用php(或python)删除<li>标签之间的html换行符

I have a large data set of html text, and I frequently find unnecessary, and sometimes multiple, <br> line breaks within <li> tags.

For example:

<li>Some string here<br></li><br><li>Another string here<br><br></li><br>

I would like to remove these <br> that appear between <li> and </li> but preserve everything else, including <br> outside of <li> tags. The text above would become:

<li>Some string here</li><br><li>Another string here</li><br>

What is the regular expression for doing this with preg_replace() in php (or re.sub() in python)?

replacing (<br>)+</li> with </li> will take care of line breaks at the end of the li content at least, which may be good enough for you. Otherwise, as <li>s sometimes contain other <li>s, you may have a pretty difficult task in front of you that cannot easily be solved with regexp (and maybe cannot be solved with regexp alone at all), see the accepted answer to this question.

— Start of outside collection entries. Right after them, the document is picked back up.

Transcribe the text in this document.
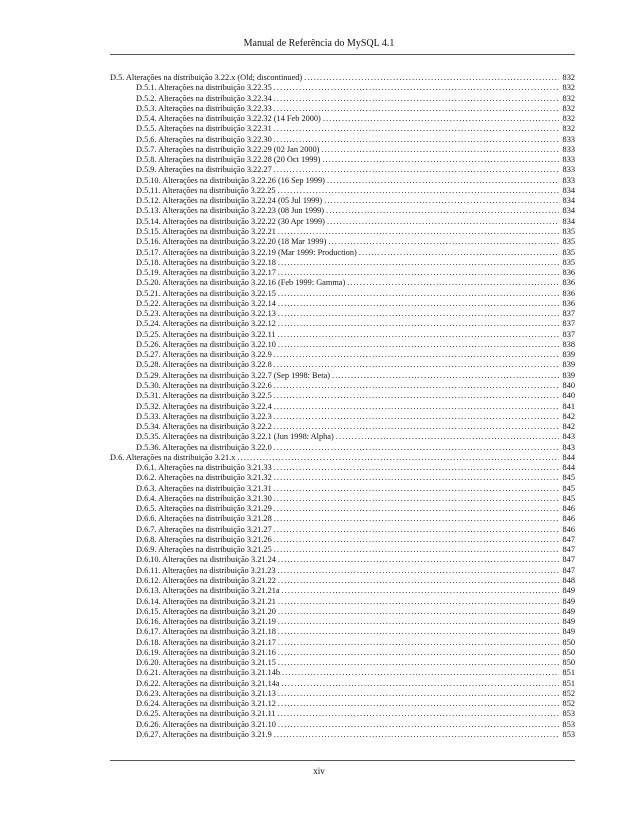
Manual de Referência do MySQL 4.1
D.5. Alterações na distribuição 3.22.x (Old; discontinued) .....	832
D.5.1. Alterações na distribuição 3.22.35 .....	832
D.5.2. Alterações na distribuição 3.22.34 .....	832
D.5.3. Alterações na distribuição 3.22.33 .....	832
D.5.4. Alterações na distribuição 3.22.32 (14 Feb 2000) .....	832
D.5.5. Alterações na distribuição 3.22.31 .....	832
D.5.6. Alterações na distribuição 3.22.30 .....	833
D.5.7. Alterações na distribuição 3.22.29 (02 Jan 2000) .....	833
D.5.8. Alterações na distribuição 3.22.28 (20 Oct 1999) .....	833
D.5.9. Alterações na distribuição 3.22.27 .....	833
D.5.10. Alterações na distribuição 3.22.26 (16 Sep 1999) .....	833
D.5.11. Alterações na distribuição 3.22.25 .....	834
D.5.12. Alterações na distribuição 3.22.24 (05 Jul 1999) .....	834
D.5.13. Alterações na distribuição 3.22.23 (08 Jun 1999) .....	834
D.5.14. Alterações na distribuição 3.22.22 (30 Apr 1999) .....	834
D.5.15. Alterações na distribuição 3.22.21 .....	835
D.5.16. Alterações na distribuição 3.22.20 (18 Mar 1999) .....	835
D.5.17. Alterações na distribuição 3.22.19 (Mar 1999: Production) .....	835
D.5.18. Alterações na distribuição 3.22.18 .....	835
D.5.19. Alterações na distribuição 3.22.17 .....	836
D.5.20. Alterações na distribuição 3.22.16 (Feb 1999: Gamma) .....	836
D.5.21. Alterações na distribuição 3.22.15 .....	836
D.5.22. Alterações na distribuição 3.22.14 .....	836
D.5.23. Alterações na distribuição 3.22.13 .....	837
D.5.24. Alterações na distribuição 3.22.12 .....	837
D.5.25. Alterações na distribuição 3.22.11 .....	837
D.5.26. Alterações na distribuição 3.22.10 .....	838
D.5.27. Alterações na distribuição 3.22.9 .....	839
D.5.28. Alterações na distribuição 3.22.8 .....	839
D.5.29. Alterações na distribuição 3.22.7 (Sep 1998: Beta) .....	839
D.5.30. Alterações na distribuição 3.22.6 .....	840
D.5.31. Alterações na distribuição 3.22.5 .....	840
D.5.32. Alterações na distribuição 3.22.4 .....	841
D.5.33. Alterações na distribuição 3.22.3 .....	842
D.5.34. Alterações na distribuição 3.22.2 .....	842
D.5.35. Alterações na distribuição 3.22.1 (Jun 1998: Alpha) .....	843
D.5.36. Alterações na distribuição 3.22.0 .....	843
D.6. Alterações na distribuição 3.21.x .....	844
D.6.1. Alterações na distribuição 3.21.33 .....	844
D.6.2. Alterações na distribuição 3.21.32 .....	845
D.6.3. Alterações na distribuição 3.21.31 .....	845
D.6.4. Alterações na distribuição 3.21.30 .....	845
D.6.5. Alterações na distribuição 3.21.29 .....	846
D.6.6. Alterações na distribuição 3.21.28 .....	846
D.6.7. Alterações na distribuição 3.21.27 .....	846
D.6.8. Alterações na distribuição 3.21.26 .....	847
D.6.9. Alterações na distribuição 3.21.25 .....	847
D.6.10. Alterações na distribuição 3.21.24 .....	847
D.6.11. Alterações na distribuição 3.21.23 .....	847
D.6.12. Alterações na distribuição 3.21.22 .....	848
D.6.13. Alterações na distribuição 3.21.21a .....	849
D.6.14. Alterações na distribuição 3.21.21 .....	849
D.6.15. Alterações na distribuição 3.21.20 .....	849
D.6.16. Alterações na distribuição 3.21.19 .....	849
D.6.17. Alterações na distribuição 3.21.18 .....	849
D.6.18. Alterações na distribuição 3.21.17 .....	850
D.6.19. Alterações na distribuição 3.21.16 .....	850
D.6.20. Alterações na distribuição 3.21.15 .....	850
D.6.21. Alterações na distribuição 3.21.14b .....	851
D.6.22. Alterações na distribuição 3.21.14a .....	851
D.6.23. Alterações na distribuição 3.21.13 .....	852
D.6.24. Alterações na distribuição 3.21.12 .....	852
D.6.25. Alterações na distribuição 3.21.11 .....	853
D.6.26. Alterações na distribuição 3.21.10 .....	853
D.6.27. Alterações na distribuição 3.21.9 .....	853
xiv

Using PHP Simple HTML DOM Parser you can achieve this easily (just like jQuery)

include('simple_html_dom.php');
$html = str_get_html('<li>Some string here<br></li><br><li>Another string here<br><br></li><br>');
foreach($html->find('li br') as $br){
    $br->outertext='';
}
echo $html;

The output will be

<li>Some string here</li><br>
<li>Another string here</li><br>